Minggu, 21 Oktober 2012

Haji Akbar





Di kalangan kaum Muslimin terdapat pendapat umum yang menyebutkan bahwa apabila hari Arafah jatuh pada hari Jumat maka ibadah haji mereka bertepatan dengan haji akbar.

Jika kita merujuk kepada Alquran, maka haji akbar adalah haji terakhir Rasulullah SAW tahun ke-10 hijriyah. (QS. At-Taubah: 3). Memang saat itu hari Arafah jatuh pada hari Jumat. Sehingga tidak terlalu salah menganalogikan saat itu dengan saat ini, apalagi faktor dan unsurnya sama.

Namun lebih dari itu, substansi haji akbar sebenarnya adalah tidak diperkenankan lagi kaum musyrikin melakukan tawaf di Masjidil Haram setelah tahun ke-9 hijriyah. Kedua, diturunkannya wahyu terakhir Alquran yang berarti telah sempurnanya ajaran Islam.

Istilah haji akbar dan asghar sendiri berbeda-beda di kalangan ulama tafsir. Ibnu Shihab menukil pendapat Humaid bin Abdurrahman mengatakan bahwa yang disebut haji akbar adalah hari ke-10 Dzulhijjah (yaum An-Nahr) karena pada hari tersebut pelaksanaan ibadah haji telah dilakukan dengan sempurna.

Sementara haji asghar menurut jumhur ulama sebagaimana disebutkan oleh Ibnu Hajar Al-Asqalani bisa berarti hari Arafah (9 Dzulhijjah) dan bisa pula berarti umrah.

Memang tidak dapat dimungkiri bahwa hari Arafah dan Nahr (9-10 Dzulhijjah) merupakan hari terbaik sepanjang tahun, semisal malam terbaik di malam Jumat dan Lailatul Qadr. Sedangkan Jumat adalah hari terbaik dalam hitungan satu pekan.

Jika dua keutamaan hari tersebut bertemu dan menyatu, maka tidak dapat dimungkiri akan melahirkan keutamaan baru yang besar dan dahsyat, di antaranya: bertemunya dua waktu yang mustajab, bertemunya dua hari raya mingguan dan tahunan, bertepatan dengan penghapusan Allah SWT atas dosa-dosa jamaah haji.
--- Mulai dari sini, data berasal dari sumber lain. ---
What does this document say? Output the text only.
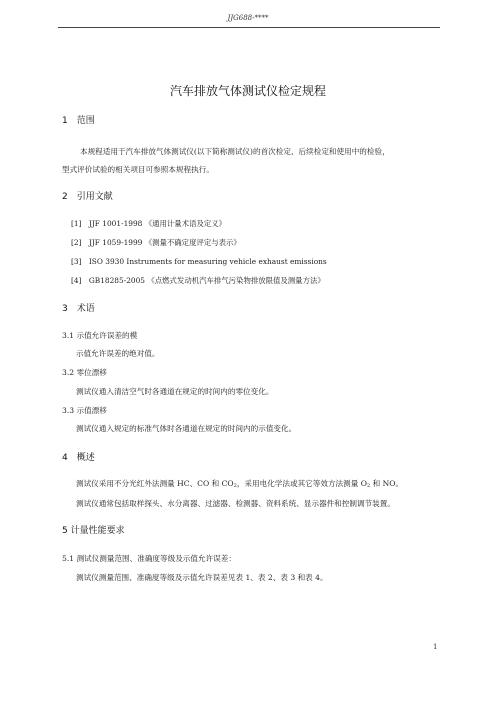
JJG688-****
汽车排放气体测试仪检定规程
1　范围
本规程适用于汽车排放气体测试仪(以下简称测试仪)的首次检定、后续检定和使用中的检验，
型式评价试验的相关项目可参照本规程执行。
2　引用文献
[1]　JJF 1001-1998 《通用计量术语及定义》
[2]　JJF 1059-1999 《测量不确定度评定与表示》
[3]　ISO 3930 Instruments for measuring vehicle exhaust emissions
[4]　GB18285-2005 《点燃式发动机汽车排气污染物排放限值及测量方法》
3　术语
3.1 示值允许误差的模
示值允许误差的绝对值。
3.2 零位漂移
测试仪通入清洁空气时各通道在规定的时间内的零位变化。
3.3 示值漂移
测试仪通入规定的标准气体时各通道在规定的时间内的示值变化。
4　概述
测试仪采用不分光红外法测量 HC、CO 和 $CO_2$，采用电化学法或其它等效方法测量 $O_2$ 和 NO。
测试仪通常包括取样探头、水分离器、过滤器、检测器、资料系统、显示器件和控制调节装置。
5 计量性能要求
5.1 测试仪测量范围、准确度等级及示值允许误差：
测试仪测量范围、准确度等级及示值允许误差见表 1、表 2、表 3 和表 4。
1
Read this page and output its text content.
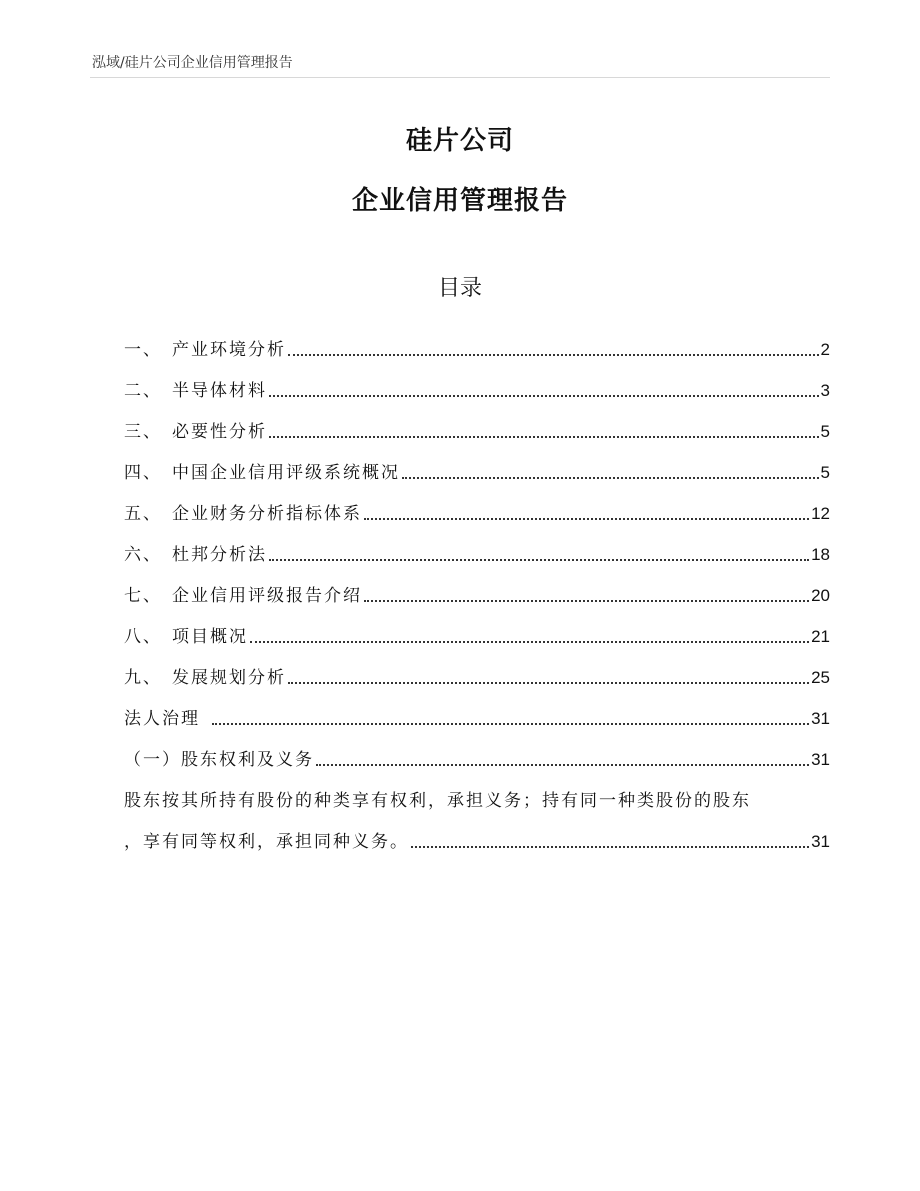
泓域/硅片公司企业信用管理报告
硅片公司
企业信用管理报告
目录
一、 产业环境分析	2
二、 半导体材料	3
三、 必要性分析	5
四、 中国企业信用评级系统概况	5
五、 企业财务分析指标体系	12
六、 杜邦分析法	18
七、 企业信用评级报告介绍	20
八、 项目概况	21
九、 发展规划分析	25
法人治理	31
（一）股东权利及义务	31
股东按其所持有股份的种类享有权利，承担义务；持有同一种类股份的股东
，享有同等权利，承担同种义务。	31
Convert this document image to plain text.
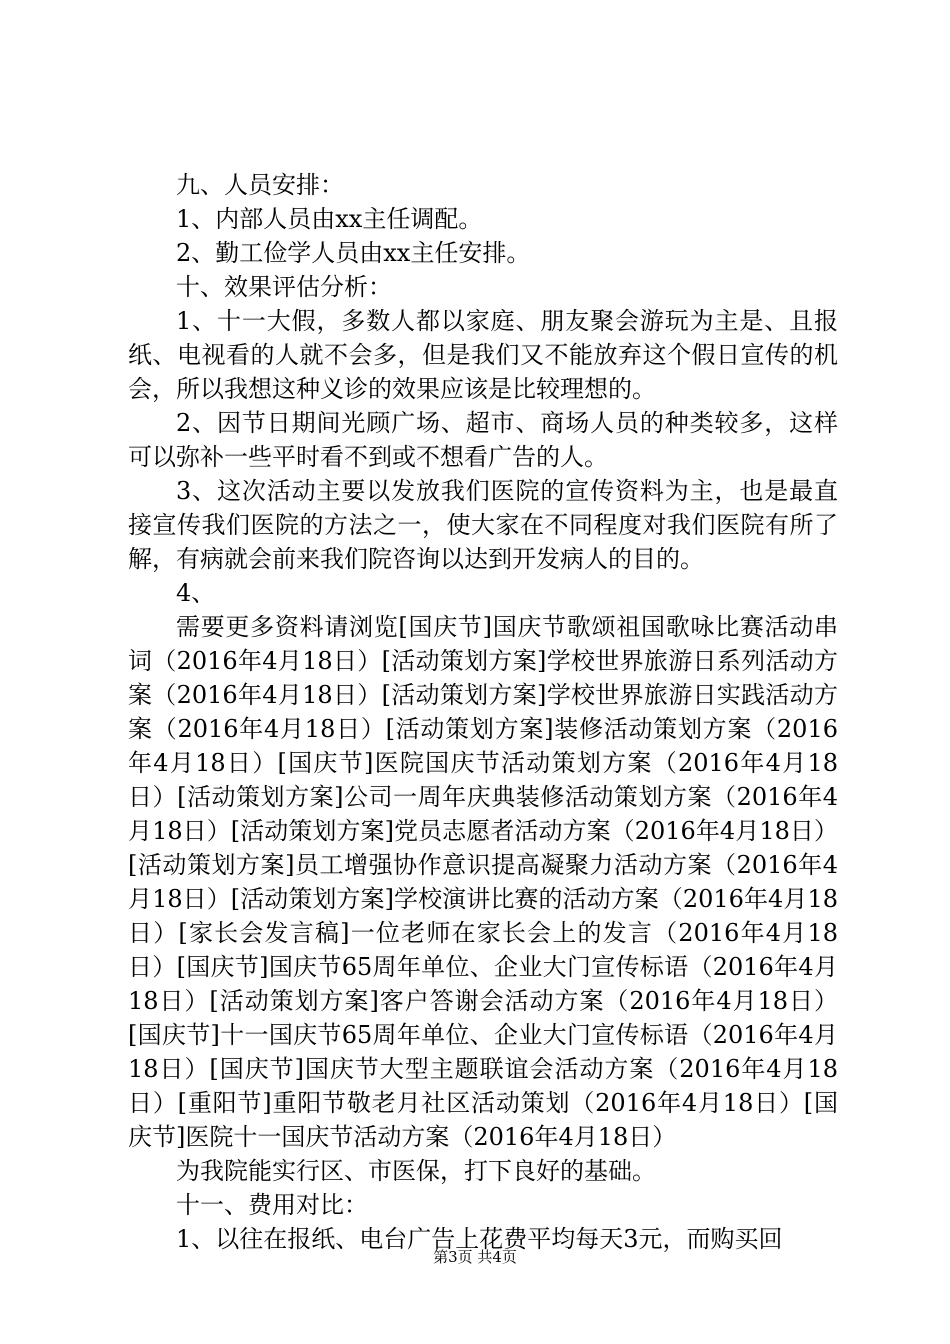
九、人员安排：

1、内部人员由xx主任调配。

2、勤工俭学人员由xx主任安排。

十、效果评估分析：

1、十一大假，多数人都以家庭、朋友聚会游玩为主是、且报纸、电视看的人就不会多，但是我们又不能放弃这个假日宣传的机会，所以我想这种义诊的效果应该是比较理想的。

2、因节日期间光顾广场、超市、商场人员的种类较多，这样可以弥补一些平时看不到或不想看广告的人。

3、这次活动主要以发放我们医院的宣传资料为主，也是最直接宣传我们医院的方法之一，使大家在不同程度对我们医院有所了解，有病就会前来我们院咨询以达到开发病人的目的。

4、

需要更多资料请浏览[国庆节]国庆节歌颂祖国歌咏比赛活动串词（2016年4月18日）[活动策划方案]学校世界旅游日系列活动方案（2016年4月18日）[活动策划方案]学校世界旅游日实践活动方案（2016年4月18日）[活动策划方案]装修活动策划方案（2016年4月18日）[国庆节]医院国庆节活动策划方案（2016年4月18日）[活动策划方案]公司一周年庆典装修活动策划方案（2016年4月18日）[活动策划方案]党员志愿者活动方案（2016年4月18日）[活动策划方案]员工增强协作意识提高凝聚力活动方案（2016年4月18日）[活动策划方案]学校演讲比赛的活动方案（2016年4月18日）[家长会发言稿]一位老师在家长会上的发言（2016年4月18日）[国庆节]国庆节65周年单位、企业大门宣传标语（2016年4月18日）[活动策划方案]客户答谢会活动方案（2016年4月18日）[国庆节]十一国庆节65周年单位、企业大门宣传标语（2016年4月18日）[国庆节]国庆节大型主题联谊会活动方案（2016年4月18日）[重阳节]重阳节敬老月社区活动策划（2016年4月18日）[国庆节]医院十一国庆节活动方案（2016年4月18日）

为我院能实行区、市医保，打下良好的基础。

十一、费用对比：

1、以往在报纸、电台广告上花费平均每天3元，而购买回

第3页 共4页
Juga bertepatan dengan wahyu terakhir Rasulullah SAW, bertepatan dengan waktu haji wada' Rasulullah SAW, bertepatan dengan akan terjadinya hari kiamat (Jumat), bertepatan dengan hari dikumpulkannya seluruh umat manusia di Mahsyar, dan bertepatan dengan hari pengumpulan Allah SWT bagi ahli surga.

Sehingga tidak ada yang salah dalam memanfaatkan bertemuanya dua momentum akbar dan istimewa tersebut untuk meninggikan kualitas ibadah yang kita lakukan. Yang penting untuk diluruskan adalah bahwa anggapan jika Arafah tepat hari Jumat berarti haji akbar, dibangun atas dasar qiyas (logika) dan tidak disandarkan pada Alquran dan as-Sunnah.

Dengan pengertian ini, diharapkan kaum Muslimin yang telah melaksanakan "haji fardu" tidak berburu pelaksanaan haji lagi dengan anggapan haji akbar atas dasar pemikiran bertemunya dua keutamaan, sehingga pemikiran ekonomisnya menyatakan bahwa pahala ibadah haji tersebut menyamai 70 atau 72 kali haji biasa atau bahkan seakan-akan haji bersama Rasulullah SAW.

Hal tersebut karena jika bapak dan ibu haji mengharapkan pahala berlimpah, caranya tidak mesti dengan pelaksanaan ibadah haji yang kedua atau seterusnya, melainkan masih terdapat puluhan cara lain yang lebih elegan, progresif, serta bermanfaat bagi kemanusiaan dan sosial.

Disamping itu, memberikan kesempatan kepada mereka yang melaksanakan "haji fardu" tentu merupakan pahala tersendiri bagi para pelaksana "haji sunah", agar mereka yang "haji fardu" dapat melaksanakan hajinya dengan penuh kekhusyukan, penghayatan dan kenyamanan sebab kehadiran mereka di Tanah Suci menjadi kenangan paling manis sepanjang hidup. Wallahu a'lam.